We need to start this Sports Ethics blog with a definition:

“Voyeurism is the sexual interest in or practice of spying on people engaged in intimate behaviors, such as undressing, sexual activity, or other actions usually considered to be of a private nature.”

Mauldin HSFrom the Greenville News in South Carolina, writer Anna Lee penned an article (November 12, 2014) entitled: “Mauldin football players suspended, charged with voyeurism.”

According to the article:

“Two Mauldin High School football players were arrested after authorities said an inappropriate photo was shared on social media…the students were charged with aggravated voyeurism, a felony…The victim in the photo is male, and the photo was taken without his knowledge in what he thought was a private setting.”

The picture, most probably taken in a locker room, was uploaded onto social media and apparently, another student saved the photo and texted it to other students. The student whose picture was taken never granted permission. When the victim saw his own photo on the social media he went to the authorities. The two football players were booked into a detention center and have been subsequently released. The players have been charged with aggravated voyeurism, which is a felony.

This isn’t innocent fun

The students, born and raised in the digital age, are possibly not aware that even the social media poses risks and consequences. You cannot take a nude image of someone and post it on the internet without their permission. It is embarrassing, unethical and illegal.

However, if the students who are alleged to have taken and then posted the picture are not taught the consequences of their actions, chances are they are clueless. This sets up an interesting ethical debate – and we’ll get to that in a minute.

To those of you who feel that what took place was innocent fun, imagine if these same two students had drilled a hole through the wall of the women’s locker room or a women’s bathroom and posted photos of your daughter, niece or even your wife? Would you feel the same way? Would you laugh at the joke?

Do you remember the case of Erin Andrews and the peephole incident? She was hardly amused. How about Richie Incognito and Jonathan Martin? It was a case of locker room bullying and racism and it cost Incognito his career.

There are certain social boundaries that have been established by our society. That is why, even in health clubs for adults, there are rules and/or signage that prohibit the use of cameras. Voyeurism will lead to jail time.

Choices and consequences of the social media

Why the images of this student were taken isn’t really the main issue. If they were taken without his permission, it is a not too subtle form of bullying. Someone was out to embarrass him.

However, the larger part of this issue is the improper use of the social media. I teach athletes programs that talk of the consequences of bad posts, bad tweets, inappropriate YouTube videos and all forms of cyber-bullying.

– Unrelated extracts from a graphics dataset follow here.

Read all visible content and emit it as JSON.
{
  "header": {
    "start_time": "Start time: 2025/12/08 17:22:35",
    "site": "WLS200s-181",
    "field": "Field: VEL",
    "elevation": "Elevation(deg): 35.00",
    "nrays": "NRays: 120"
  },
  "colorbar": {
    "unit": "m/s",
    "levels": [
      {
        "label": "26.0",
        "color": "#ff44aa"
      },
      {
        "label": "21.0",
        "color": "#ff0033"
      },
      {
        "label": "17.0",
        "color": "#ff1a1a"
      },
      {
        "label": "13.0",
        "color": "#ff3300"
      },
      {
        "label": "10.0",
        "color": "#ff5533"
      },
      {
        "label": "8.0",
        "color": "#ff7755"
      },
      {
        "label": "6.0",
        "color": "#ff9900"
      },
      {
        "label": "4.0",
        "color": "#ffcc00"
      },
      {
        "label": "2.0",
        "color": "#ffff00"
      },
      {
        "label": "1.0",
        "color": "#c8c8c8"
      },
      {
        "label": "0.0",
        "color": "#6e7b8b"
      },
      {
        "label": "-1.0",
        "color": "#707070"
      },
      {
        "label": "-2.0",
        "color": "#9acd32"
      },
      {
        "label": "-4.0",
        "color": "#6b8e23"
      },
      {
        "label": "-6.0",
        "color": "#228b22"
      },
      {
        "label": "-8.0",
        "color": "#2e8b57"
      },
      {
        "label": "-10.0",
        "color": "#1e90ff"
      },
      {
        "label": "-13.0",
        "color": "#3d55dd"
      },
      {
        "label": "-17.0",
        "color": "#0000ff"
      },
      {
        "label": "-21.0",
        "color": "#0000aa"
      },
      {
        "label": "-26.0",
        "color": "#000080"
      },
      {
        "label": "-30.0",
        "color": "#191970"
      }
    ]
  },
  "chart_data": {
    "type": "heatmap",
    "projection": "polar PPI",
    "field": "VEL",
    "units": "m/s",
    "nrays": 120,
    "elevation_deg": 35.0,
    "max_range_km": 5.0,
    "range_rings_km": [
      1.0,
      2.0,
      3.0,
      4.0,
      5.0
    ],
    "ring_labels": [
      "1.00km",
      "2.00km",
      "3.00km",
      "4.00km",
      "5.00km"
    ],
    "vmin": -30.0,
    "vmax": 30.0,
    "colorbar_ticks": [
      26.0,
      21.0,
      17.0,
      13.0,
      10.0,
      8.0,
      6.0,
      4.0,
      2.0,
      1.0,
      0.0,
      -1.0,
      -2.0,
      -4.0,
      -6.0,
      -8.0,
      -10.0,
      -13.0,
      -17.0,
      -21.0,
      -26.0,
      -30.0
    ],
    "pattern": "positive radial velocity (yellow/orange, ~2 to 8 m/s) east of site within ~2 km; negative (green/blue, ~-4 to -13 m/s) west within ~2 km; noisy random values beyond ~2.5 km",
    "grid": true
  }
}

The consequences of social media misuse range from embarrassment to a loss of job to prison time and heavy fines. There are consequences to this kind of behavior but again, if student athletes are not taught that their poor choices can lead to consequences, their coaches, supervisors, directors and even parents all share in the blame.

While cyber-bullying once (tragically) led students to suicide, the laws and the social structure that now protect the victims are nothing to be toyed around with; prosecution against bullies has gotten very tough. Bullies lose in court, and even idiots who pretend to be bullies will lose.

The two students are now suspended and off the team. The consequences are just starting. Coaches, teach your athletes well.